= Allan Arthur Davidson =

Australian mining engineer (1873–1930)

Allan Arthur Davidson (26 January 1873 – 7 January 1930) was an Australian mining engineer, prospector and explorer who undertook some of his most notable work in the Northern Territory in his explorations of the Tanami Desert.

==Early life==
Davidson was the son of James Johnson Davidson and Janet Davidson (née Aitcheson) and he was born in Harrow, Victoria.
The journalist James Edward Davidson (1870–1930) was a brother.
By 1886 the family had moved to Thackaringa Station, near Broken Hill, where his father had been appointed the manager.

In 1887 Davidson began working in mines nearby and, in 1889 moved to Adelaide where he was employed at the Australian Smelting and Refining Company and later graduated from the Adelaide School of Mines with qualifications in mining and metallurgy.

In the 1890s Davidson travelled frequently and undertook a variety of mining and prospecting work in Kalgoorlie, Mount Pleasant and New Guinea.

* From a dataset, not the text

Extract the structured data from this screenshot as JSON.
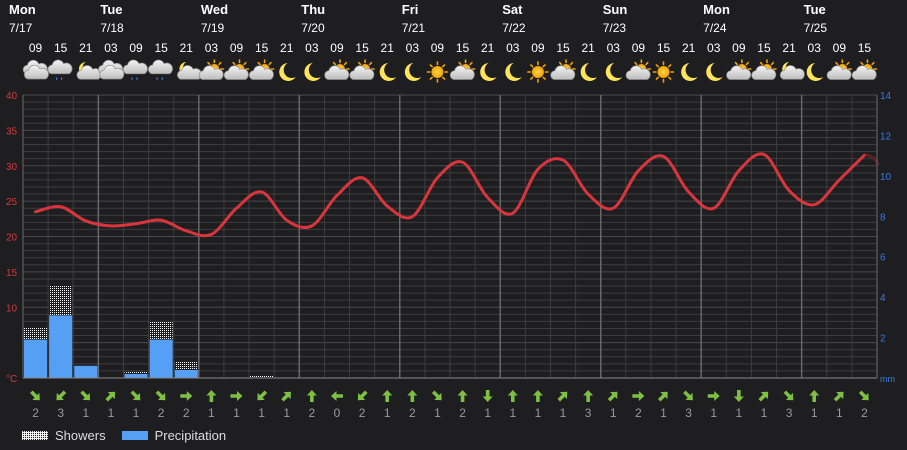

For the trip to New Guinea, which took place between March and August 1897, he was commissioned by Zebina Lane and, from his exploration, found that the cost of gold mining there would be too high due to the isolation of the goldfields.

== Life in the Northern Territory ==

In 1897 Lane appointed Davidson as the manager of the Central Australian Exploration Company, which is also known as the Central Australian Exploration Syndicate Limited. Davidson and his team departed from Adelaide in November 1897 and spent three years exploring lands between Tennant Creek and Barrow Creek. Their major discovery was The Granites gold mine in the Tanami Desert. It was Davidson who named the Tanami Desert after the Warlpiri language name for the permanent waterholes near his gold find.

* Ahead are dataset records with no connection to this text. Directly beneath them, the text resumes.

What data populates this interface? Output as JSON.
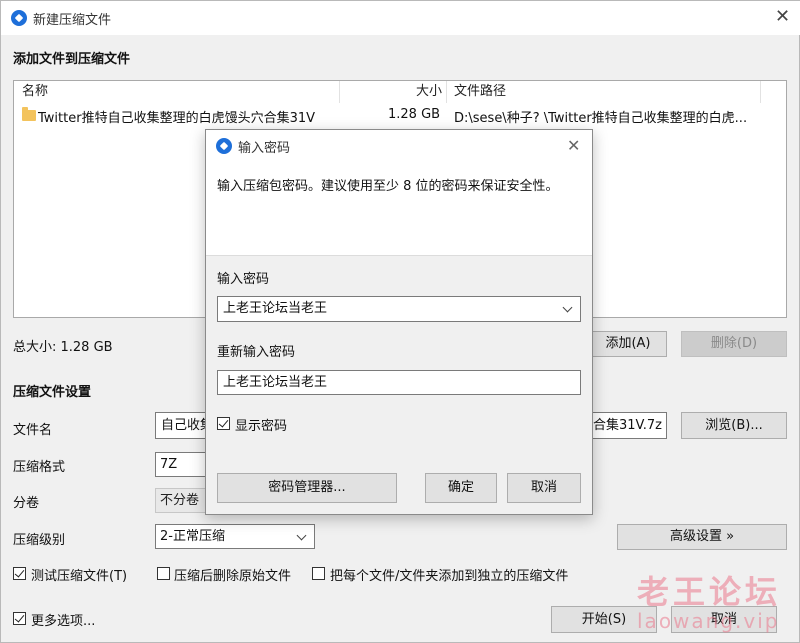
{
  "window": {
    "title": "新建压缩文件",
    "section_add": "添加文件到压缩文件"
  },
  "file_list": {
    "columns": [
      "名称",
      "大小",
      "文件路径"
    ],
    "rows": [
      {
        "name": "Twitter推特自己收集整理的白虎馒头穴合集31V",
        "size": "1.28 GB",
        "path": "D:\\sese\\种子? \\Twitter推特自己收集整理的白虎..."
      }
    ]
  },
  "total_size": "总大小: 1.28 GB",
  "buttons": {
    "add": "添加(A)",
    "delete": "删除(D)",
    "browse": "浏览(B)...",
    "advanced": "高级设置 »",
    "start": "开始(S)",
    "cancel": "取消"
  },
  "settings": {
    "section_title": "压缩文件设置",
    "filename_label": "文件名",
    "filename_value_left": "自己收集",
    "filename_value_right": "穴合集31V.7z",
    "format_label": "压缩格式",
    "format_value": "7Z",
    "volume_label": "分卷",
    "volume_value": "不分卷",
    "level_label": "压缩级别",
    "level_value": "2-正常压缩"
  },
  "options": {
    "test_label": "测试压缩文件(T)",
    "test_checked": true,
    "delete_source_label": "压缩后删除原始文件",
    "delete_source_checked": false,
    "separate_label": "把每个文件/文件夹添加到独立的压缩文件",
    "separate_checked": false,
    "more_label": "更多选项...",
    "more_checked": true
  },
  "password_dialog": {
    "title": "输入密码",
    "hint": "输入压缩包密码。建议使用至少 8 位的密码来保证安全性。",
    "password_label": "输入密码",
    "password_value": "上老王论坛当老王",
    "reenter_label": "重新输入密码",
    "reenter_value": "上老王论坛当老王",
    "show_password_label": "显示密码",
    "show_password_checked": true,
    "manager_button": "密码管理器...",
    "ok_button": "确定",
    "cancel_button": "取消"
  },
  "watermark": {
    "text": "老王论坛",
    "url": "laowang.vip",
    "color": "#eb788c"
  },
  "colors": {
    "accent": "#1e6fd9",
    "window_bg": "#f0f0f0",
    "folder": "#f3c35d"
  }
}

Davidson drew accurate and detailed maps of the region, which was previously considered one of 'the largest block of unknown country in Australia', and these were used for many years by other prospectors and mining companies.

During this expedition Davidson also discovered wolframite at Hatches Creek wolfram field but, as they were looking for gold, this discovery was not followed up at the time.

After the completion of their journey Davidson published his 'Journal of explorations in Central Australia / by the Central Australian Exploration Syndicate, Limited, under the leadership of Allan A. Davidson, 1898 to 1900 (1905).

== Later life ==
In 1901, after the completion of this exploration in Central Australia, Davidson spent time mining in West Africa (Nigeria and Ghana) and later also in Chile. During World War I, when travelling between London and Nigeria his ship, the Fullabar, was sunk by a German submarine and he became one of the few survivors. He them returned to London and sold his interests in the Nigerian mining company and established himself as a consulting mining engineer there.

He died in London in 1930.

== Legacy ==
The following locations are named for Davidson:

- Mount Davidson, Tanami Desert (Jarnami).
- Davidson Park, Tennant Creek (Jurnkkurakurr).
- Davidson Street, Alice Springs (Mparntwe).
- Davidson Street, Tennant Creek (Jurnkkurakurr).